By Mark Gregory BBC World Service business reporter |

Following the inauguration of South Korea's new president, Roh Moo-hyun, the spotlight will be on his relationship with the country's huge family-run business conglomerates. A pledge to curb the power of such firms, known as chaebol, was a key theme in his election campaign.
An early confrontation therefore seems likely with the biggest chaebol of them all, Hyundai, which has been implicated in a scandal over secret cash payments to the government of North Korea ahead of the Sunshine summit of 2000.
The row over the payments has shed new light on what was really going on in the run up to the summit, which had been seen as the previous administration's crowning political achievement, and at the time seemed to signal a new era of political reconciliation between North and South.
Soured
The new president has signalled a more sceptical line in dealings with North Korea, making it hard to see how he can avoid handing out some kind of punishment to Hyundai.

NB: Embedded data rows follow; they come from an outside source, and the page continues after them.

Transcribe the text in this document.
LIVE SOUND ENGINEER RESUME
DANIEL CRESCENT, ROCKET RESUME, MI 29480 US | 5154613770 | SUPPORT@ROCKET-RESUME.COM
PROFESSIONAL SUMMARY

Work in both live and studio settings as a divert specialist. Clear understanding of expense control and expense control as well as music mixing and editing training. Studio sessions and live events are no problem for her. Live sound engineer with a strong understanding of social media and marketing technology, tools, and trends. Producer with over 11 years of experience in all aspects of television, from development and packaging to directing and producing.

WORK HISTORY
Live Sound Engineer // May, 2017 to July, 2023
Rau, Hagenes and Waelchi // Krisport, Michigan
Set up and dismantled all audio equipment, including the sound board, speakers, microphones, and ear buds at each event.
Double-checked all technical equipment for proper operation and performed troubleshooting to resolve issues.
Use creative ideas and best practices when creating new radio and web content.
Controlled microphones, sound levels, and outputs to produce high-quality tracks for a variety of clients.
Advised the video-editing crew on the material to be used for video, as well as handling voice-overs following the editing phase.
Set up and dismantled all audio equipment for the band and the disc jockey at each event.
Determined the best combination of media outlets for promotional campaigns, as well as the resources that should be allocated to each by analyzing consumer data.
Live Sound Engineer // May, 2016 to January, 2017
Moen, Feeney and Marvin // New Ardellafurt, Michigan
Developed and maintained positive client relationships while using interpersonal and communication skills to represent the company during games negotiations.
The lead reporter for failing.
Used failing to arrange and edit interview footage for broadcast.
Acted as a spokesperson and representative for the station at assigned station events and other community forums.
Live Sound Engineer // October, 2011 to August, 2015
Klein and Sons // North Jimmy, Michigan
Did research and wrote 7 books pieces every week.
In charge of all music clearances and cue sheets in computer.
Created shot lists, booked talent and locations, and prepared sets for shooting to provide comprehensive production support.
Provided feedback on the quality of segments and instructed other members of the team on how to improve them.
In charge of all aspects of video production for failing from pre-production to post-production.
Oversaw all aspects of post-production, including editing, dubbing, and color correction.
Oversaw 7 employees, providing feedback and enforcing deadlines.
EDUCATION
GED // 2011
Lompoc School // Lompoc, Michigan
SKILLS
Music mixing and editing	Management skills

At the weekend, the vice-chairman of another big South Korean company, SK, was arrested in a deepening scandal over illicit dealings on the Seoul stock market.
That could stiffen the new president's resolve to bring wayward business leaders to heel.
The Hyundai scandal has left the Sunshine summit, which once seemed like a political breakthrough, tainted by association with a clandestine business deal.
Behind the scenes
Hyundai has admitted providing Pyongyong with $500m three years ago.
The money bought Hyundai the right to build a tourist leisure complex and a business park in North Korea, and also played a role in securing the North's co-operation for ex-South Korean leader Kim Dae-jung's policy of reconciliation.
Kim Dae-jung has recently admitted the payments were made with his government's knowledge.
In February 2003, the policy of reconciliation led to the opening of the overland border between the two Koreas for the first time since the Korean war ended half a century ago.
Around 100 Hyundai officials and invited guests took the first bus journey from South Korea for a 50-minute journey along a dirt road towards the scenic resort of Mount Kumgang in the North.
The trip was envisaged as the first step towards regular overland tourist trips to Mount Kumgang, or Diamond Mountain, which has been developed as a resort by Hyundai Asan.